Saymıyorum
karanlık dememek için
kuşluk vaktinden önce
mahmur yalvarışlarında
dolanırım gavur dağlarında
ala geyik olup ...
kızıl kahveye dönerim gözlerinde gecelerde
ürkek kararsız yolunu şaşrmışlığım yokluğunda
kapan o gözlerden
yağmayı bilmeyen yağmurun dizlerine
düşünki bir ağaç şarkısı
gecenin ta öbür ucunda dudaklarımda...
şuhluğun
dokunmadaki telaffuzunda
puslanır kristalleri bakışlarının
karanlık dememek için
zamanların şehvetine
kar beyaz saçlarında parmaklarım
dolanırım ayaklarında
hasretin olup...
yaz gönlüne beni kaz topraklarında
öpüşlerin dudaklarında toplanan canda
nöbet nöbet gelen ağrılı ataklarım hasretin
düşün ki bir adın takılı
yıldızların en beş köşesinin birinde kalbime
ay ışığının en çok olduğu saatsizlikte
sırrındaki ketumluğunda
yaşam bulur doyumsuzluğum
karanlık dememek için
geceleri saymıyorum.........
not beş köşe: beşeriyet anlamında yazılmıştır..
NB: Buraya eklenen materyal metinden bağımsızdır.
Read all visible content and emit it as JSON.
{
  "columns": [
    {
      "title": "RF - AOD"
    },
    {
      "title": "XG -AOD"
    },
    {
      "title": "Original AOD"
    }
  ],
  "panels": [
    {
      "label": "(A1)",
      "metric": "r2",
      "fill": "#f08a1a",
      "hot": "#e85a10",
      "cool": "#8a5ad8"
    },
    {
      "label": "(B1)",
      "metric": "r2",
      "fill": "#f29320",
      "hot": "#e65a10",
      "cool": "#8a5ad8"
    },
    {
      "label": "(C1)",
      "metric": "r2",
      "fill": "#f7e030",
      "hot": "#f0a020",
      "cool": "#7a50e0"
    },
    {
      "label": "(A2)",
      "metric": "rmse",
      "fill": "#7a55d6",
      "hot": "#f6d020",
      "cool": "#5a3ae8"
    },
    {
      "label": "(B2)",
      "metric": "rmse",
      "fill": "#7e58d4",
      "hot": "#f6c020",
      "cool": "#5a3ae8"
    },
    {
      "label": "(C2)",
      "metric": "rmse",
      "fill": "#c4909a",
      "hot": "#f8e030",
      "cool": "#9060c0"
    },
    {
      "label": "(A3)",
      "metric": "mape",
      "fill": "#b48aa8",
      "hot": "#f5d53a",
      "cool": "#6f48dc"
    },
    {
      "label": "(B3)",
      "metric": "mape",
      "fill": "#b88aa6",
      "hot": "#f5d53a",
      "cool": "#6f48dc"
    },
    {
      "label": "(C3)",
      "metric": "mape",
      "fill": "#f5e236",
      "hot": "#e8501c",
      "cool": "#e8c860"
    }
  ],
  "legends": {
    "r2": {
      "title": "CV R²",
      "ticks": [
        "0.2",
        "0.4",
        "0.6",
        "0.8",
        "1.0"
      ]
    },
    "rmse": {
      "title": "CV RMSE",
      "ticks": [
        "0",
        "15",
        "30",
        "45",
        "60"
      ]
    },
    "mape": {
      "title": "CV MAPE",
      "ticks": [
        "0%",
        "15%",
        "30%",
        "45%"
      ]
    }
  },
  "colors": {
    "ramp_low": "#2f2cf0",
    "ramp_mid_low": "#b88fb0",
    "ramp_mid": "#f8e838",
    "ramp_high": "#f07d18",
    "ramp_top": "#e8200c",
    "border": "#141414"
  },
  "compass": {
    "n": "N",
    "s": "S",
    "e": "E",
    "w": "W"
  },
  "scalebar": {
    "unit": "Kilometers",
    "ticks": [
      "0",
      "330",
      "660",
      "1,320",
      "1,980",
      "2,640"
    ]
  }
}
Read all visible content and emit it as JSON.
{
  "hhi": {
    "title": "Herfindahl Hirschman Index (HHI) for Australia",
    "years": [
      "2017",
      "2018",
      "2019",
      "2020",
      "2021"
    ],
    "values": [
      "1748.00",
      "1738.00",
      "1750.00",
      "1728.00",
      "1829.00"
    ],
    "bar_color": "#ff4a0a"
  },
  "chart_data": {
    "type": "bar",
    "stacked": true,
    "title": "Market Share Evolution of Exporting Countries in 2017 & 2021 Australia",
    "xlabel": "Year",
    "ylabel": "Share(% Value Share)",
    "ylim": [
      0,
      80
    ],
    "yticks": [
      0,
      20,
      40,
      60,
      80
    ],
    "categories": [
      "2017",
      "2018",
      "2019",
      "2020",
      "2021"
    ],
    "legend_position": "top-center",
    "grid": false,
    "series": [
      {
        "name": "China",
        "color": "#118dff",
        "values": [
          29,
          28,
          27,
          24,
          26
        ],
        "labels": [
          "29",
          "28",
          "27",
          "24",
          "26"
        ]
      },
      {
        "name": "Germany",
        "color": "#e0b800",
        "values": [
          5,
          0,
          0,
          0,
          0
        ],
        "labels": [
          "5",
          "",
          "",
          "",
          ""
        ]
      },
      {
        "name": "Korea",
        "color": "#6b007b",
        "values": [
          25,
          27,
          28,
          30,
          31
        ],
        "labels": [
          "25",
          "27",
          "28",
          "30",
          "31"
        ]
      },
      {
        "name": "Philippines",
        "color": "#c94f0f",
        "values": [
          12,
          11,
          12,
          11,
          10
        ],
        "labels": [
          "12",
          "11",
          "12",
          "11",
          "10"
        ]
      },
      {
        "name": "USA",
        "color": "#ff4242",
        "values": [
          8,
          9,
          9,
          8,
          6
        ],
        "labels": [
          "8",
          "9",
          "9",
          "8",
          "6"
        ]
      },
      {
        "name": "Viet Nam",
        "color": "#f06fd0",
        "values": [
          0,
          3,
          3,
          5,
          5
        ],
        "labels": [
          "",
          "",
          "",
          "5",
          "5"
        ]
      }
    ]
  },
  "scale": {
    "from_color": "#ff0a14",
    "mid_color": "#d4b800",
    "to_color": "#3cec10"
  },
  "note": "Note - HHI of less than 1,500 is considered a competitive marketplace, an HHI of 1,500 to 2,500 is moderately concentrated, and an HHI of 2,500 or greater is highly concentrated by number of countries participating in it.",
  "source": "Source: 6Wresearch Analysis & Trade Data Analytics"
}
deniz güneş... karanlığa doğmuşsunuz güneş gibi daha ne olsun varsın saymayın😙 kutlarım👍👍👍
Şair ceylanın insana yakınlığını ve ürkekliğini kendine benzeymiş.Halkımız ceylanı kendine çok yakın görür.Onun için türküler yakması bundandır."Gitme ceylan gitme seni vururlar..."Bununla ilgili pekçok deyim de vardır.Yanlız sevgili şair bu ceylan yakınlığını şiirinde pek ustaca kullanmıştır.Gönlümüze şöyle ceylan bakışıyla bakmıştır.Biz de ona sevgilerimizi gönderiyoruz.Sevgiler.
kapan o gözlerden yağmayı bilmeyen yağmurun dizlerine düşünki bir ağaç şarkısı gecenin ta öbür ucunda dudaklarımda... şuhluğun dokunmadaki telaffuzunda puslanır kristalleri bakışlarının YÜREĞİNE SAĞLIK ŞAİR KUTLARIM NEFİSTİ
karanlık bir duygu sokağı aydınlatır mı aydınlatır şiir yuvası ise...
kutlarım sağlam şiir...
Gavurdağı eteklerinde Gavurgölü'nün kurutulmuş bataklıklarında geçen bir geçmişim aklıma geliverdi. Yaşar Kemal'in betimlemelerinde de yaşadığı o çevre beni farklı duygulandırır. Şimdilerin Nur daği diyerek güzel adlandırma yaptığı o dağ, geçilmesi güç iken şimdiler de otoban olmuş, durana aşk olsun. babamın o dağda geyik avına çıkıp on beş günden fazla süren sürek avını, atının arkasında getirdiği geyiğin muştusuyla köyde meydan ateşi yakılıp geyikle şölen yapılışını...anımsadım da anımsadım. Bir zalim avcının o ala geyik yarasını taşıyan biri de sizmişsiniz demek. Öyle olsa gerek ki yaralı bir ahunun gözlerindeki kara yakınca kaçılır olur her türlü siyahtan. Ama karanlık yaşamın ne çok gizler taşıyan gerçeği ki her zaman şiirler yazdırıp okutturuyor. Tebrikler, sevgili şair.